What is the penalty for not filing an LL97 report?
Gross floor area × $0.50 per month, retroactive to May 1 of the filing year. On a 60,000 sq ft building that is $30,000 a month — typically far worse than the overage penalty itself.
When do LL97 fines start?
They already have: caps took effect January 1, 2024, first reports were due in 2025, and DOB confirmed in April 2026 that ~1,400 non-filers are in the enforcement pipeline with OATH cases in preparation. The much larger fine wave arrives with the 2030 limits, which roughly 57% of covered buildings currently exceed.
How much stricter do LL97 limits get in 2030?
It depends on property type: offices drop 65%, retail 72%, warehouses 79%, multifamily 50%, data centers 38% — per the factors printed in 1 RCNY 103-14(c)(3)(iii).

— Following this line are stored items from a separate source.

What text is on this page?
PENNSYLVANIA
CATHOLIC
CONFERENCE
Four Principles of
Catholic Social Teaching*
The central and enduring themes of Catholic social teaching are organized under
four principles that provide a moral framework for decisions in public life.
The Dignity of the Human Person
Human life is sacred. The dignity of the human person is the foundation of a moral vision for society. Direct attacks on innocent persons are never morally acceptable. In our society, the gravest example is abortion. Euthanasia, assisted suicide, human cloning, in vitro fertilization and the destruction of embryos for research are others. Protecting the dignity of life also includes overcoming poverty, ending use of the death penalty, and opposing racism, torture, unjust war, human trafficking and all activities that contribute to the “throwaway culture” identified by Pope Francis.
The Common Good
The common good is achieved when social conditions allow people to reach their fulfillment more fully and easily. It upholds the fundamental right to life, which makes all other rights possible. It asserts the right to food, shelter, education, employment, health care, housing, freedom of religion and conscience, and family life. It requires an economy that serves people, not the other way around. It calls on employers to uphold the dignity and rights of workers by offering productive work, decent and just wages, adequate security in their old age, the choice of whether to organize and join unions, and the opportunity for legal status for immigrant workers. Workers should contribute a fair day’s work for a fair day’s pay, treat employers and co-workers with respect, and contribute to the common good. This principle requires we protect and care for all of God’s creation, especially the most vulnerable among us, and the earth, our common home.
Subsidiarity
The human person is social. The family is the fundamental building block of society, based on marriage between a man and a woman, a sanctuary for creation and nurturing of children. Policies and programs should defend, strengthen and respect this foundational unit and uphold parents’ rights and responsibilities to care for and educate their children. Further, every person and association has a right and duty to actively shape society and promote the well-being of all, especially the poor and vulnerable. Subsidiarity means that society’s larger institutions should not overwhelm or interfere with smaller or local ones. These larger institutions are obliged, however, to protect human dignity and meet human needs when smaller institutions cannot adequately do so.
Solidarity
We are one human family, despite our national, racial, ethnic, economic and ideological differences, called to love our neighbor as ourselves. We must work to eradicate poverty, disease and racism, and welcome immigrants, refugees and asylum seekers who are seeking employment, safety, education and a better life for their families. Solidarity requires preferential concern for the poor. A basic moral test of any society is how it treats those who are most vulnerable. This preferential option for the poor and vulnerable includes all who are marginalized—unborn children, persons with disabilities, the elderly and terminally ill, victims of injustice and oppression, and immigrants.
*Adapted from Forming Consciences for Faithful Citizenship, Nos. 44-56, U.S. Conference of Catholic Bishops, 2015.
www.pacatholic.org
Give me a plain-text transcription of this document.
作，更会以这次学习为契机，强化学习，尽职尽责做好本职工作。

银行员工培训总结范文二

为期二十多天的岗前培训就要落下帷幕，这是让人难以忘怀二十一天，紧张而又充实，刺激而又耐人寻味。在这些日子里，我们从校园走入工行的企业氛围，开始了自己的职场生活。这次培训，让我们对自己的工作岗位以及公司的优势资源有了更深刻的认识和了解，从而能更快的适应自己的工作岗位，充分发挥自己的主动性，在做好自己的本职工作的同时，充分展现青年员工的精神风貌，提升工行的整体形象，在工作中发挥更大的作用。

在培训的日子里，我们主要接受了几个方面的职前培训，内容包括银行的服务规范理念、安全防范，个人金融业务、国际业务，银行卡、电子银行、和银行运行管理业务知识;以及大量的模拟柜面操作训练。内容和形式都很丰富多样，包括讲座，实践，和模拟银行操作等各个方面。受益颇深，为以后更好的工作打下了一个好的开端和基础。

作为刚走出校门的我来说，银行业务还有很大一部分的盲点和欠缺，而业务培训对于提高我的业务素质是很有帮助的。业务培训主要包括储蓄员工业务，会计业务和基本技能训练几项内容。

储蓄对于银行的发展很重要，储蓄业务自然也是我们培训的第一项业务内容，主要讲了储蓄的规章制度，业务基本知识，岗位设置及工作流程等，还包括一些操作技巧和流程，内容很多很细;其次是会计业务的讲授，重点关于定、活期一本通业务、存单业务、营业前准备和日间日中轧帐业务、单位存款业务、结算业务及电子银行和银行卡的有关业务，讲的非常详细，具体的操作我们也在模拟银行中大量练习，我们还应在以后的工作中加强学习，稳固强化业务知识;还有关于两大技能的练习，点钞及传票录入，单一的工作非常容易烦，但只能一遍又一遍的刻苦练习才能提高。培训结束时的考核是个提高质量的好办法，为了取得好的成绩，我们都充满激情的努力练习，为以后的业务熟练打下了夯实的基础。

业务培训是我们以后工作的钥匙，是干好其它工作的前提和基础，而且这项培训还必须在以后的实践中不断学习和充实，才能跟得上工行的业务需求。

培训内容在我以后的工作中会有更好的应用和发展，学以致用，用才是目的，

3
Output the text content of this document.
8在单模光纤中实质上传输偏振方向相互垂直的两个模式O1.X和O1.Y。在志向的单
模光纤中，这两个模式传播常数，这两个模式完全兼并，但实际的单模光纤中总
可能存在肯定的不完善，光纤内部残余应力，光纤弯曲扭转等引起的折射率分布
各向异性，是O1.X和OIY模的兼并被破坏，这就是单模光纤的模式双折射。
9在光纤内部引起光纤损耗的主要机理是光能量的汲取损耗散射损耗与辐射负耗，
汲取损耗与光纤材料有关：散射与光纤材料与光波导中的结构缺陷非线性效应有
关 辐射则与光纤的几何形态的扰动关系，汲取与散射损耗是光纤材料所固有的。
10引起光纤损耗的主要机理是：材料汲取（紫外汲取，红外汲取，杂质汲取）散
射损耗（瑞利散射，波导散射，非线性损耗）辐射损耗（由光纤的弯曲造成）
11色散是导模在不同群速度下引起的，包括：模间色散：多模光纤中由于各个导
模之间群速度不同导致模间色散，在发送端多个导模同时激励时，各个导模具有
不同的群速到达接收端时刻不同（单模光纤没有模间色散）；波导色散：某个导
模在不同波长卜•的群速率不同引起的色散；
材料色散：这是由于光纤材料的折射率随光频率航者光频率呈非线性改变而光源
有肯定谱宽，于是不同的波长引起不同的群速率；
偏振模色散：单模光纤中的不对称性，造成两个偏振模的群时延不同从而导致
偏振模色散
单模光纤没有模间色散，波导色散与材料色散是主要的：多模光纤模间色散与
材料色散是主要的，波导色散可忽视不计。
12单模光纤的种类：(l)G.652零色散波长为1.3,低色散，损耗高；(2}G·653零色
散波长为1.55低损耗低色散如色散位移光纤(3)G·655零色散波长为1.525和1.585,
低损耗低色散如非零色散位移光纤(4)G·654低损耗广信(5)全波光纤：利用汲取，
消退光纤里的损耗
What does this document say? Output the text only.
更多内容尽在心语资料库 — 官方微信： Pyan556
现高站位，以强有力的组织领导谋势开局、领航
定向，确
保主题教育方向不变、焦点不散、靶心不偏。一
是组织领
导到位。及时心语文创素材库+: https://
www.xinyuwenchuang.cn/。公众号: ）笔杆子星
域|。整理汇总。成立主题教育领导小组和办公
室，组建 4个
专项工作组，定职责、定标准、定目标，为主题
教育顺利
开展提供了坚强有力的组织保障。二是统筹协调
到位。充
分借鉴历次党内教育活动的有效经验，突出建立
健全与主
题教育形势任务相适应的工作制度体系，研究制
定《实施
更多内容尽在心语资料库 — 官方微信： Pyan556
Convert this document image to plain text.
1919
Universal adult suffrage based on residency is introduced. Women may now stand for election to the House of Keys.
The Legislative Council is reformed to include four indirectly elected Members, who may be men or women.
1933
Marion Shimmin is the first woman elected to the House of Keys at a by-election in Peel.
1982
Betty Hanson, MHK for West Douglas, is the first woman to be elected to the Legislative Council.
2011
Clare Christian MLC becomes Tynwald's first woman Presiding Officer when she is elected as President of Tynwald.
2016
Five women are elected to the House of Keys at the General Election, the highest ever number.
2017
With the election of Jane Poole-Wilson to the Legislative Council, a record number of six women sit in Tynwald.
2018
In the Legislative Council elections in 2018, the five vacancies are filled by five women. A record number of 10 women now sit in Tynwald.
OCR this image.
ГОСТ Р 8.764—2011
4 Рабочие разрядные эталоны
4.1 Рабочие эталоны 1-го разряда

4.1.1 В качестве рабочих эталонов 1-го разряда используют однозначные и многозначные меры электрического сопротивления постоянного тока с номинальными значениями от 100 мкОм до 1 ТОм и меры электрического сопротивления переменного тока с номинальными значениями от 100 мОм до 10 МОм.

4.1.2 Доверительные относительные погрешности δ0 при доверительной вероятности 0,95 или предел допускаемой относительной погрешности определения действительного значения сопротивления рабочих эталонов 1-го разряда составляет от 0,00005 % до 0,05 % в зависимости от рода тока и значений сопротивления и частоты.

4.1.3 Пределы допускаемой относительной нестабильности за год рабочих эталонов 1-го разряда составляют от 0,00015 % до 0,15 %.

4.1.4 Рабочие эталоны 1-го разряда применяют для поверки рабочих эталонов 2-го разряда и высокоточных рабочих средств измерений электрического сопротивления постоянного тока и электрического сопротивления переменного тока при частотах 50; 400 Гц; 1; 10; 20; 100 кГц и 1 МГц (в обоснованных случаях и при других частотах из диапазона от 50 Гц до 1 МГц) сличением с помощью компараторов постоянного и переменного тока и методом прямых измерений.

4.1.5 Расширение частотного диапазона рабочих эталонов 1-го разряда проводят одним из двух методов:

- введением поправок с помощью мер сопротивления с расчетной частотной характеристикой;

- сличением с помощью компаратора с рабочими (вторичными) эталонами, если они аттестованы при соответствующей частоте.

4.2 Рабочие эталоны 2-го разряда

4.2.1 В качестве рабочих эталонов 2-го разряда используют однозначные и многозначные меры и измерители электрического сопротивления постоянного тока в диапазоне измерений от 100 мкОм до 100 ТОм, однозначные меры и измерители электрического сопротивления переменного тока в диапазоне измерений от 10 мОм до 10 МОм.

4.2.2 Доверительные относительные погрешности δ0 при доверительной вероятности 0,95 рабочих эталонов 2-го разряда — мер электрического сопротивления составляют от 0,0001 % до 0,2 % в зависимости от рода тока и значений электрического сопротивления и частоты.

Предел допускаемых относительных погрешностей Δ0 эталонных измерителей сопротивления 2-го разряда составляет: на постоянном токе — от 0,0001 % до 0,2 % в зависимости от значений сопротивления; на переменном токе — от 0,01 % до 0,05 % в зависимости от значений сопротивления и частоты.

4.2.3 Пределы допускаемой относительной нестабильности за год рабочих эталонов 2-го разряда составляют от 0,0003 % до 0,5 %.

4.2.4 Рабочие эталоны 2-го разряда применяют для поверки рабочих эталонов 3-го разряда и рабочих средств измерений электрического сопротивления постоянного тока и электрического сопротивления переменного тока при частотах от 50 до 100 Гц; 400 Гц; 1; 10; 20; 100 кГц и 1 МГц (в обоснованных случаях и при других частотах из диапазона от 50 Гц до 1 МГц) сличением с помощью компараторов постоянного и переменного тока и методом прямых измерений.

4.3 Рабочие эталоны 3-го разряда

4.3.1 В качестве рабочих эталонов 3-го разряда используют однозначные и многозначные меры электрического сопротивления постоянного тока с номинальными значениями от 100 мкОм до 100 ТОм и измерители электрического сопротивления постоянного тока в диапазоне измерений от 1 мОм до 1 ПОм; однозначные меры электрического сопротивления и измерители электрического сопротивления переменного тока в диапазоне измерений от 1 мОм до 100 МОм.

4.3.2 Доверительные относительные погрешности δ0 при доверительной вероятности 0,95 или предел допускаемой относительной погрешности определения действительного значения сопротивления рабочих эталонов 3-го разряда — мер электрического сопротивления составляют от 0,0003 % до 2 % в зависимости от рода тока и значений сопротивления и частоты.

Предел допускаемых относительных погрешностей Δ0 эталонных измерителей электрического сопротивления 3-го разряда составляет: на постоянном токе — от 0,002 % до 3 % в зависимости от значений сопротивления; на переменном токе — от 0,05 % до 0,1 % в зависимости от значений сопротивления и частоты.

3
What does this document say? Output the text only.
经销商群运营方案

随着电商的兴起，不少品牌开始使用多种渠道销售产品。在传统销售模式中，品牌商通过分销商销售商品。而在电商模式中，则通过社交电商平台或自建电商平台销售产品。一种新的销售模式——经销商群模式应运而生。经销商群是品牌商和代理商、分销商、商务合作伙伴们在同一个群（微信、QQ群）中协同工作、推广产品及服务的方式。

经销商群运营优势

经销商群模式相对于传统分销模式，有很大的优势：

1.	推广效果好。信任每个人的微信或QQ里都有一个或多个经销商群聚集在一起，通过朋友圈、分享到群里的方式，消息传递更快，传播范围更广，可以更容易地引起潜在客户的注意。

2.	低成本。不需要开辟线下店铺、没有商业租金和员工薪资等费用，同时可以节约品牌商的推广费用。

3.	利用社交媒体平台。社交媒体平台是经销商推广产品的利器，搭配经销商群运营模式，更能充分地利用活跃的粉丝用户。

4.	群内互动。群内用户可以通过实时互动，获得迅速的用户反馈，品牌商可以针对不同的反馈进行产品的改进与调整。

A building comfortably compliant today can face a six-figure annual penalty in 2030 at the same energy use.
Is there an official LL97 penalty calculator?
DOB publishes the factors and formula but no official calculator; NYC Accelerator’s Building Energy Snapshot is the closest city tool. The calculator on this page applies the rule’s printed factors directly and shows both compliance periods side by side.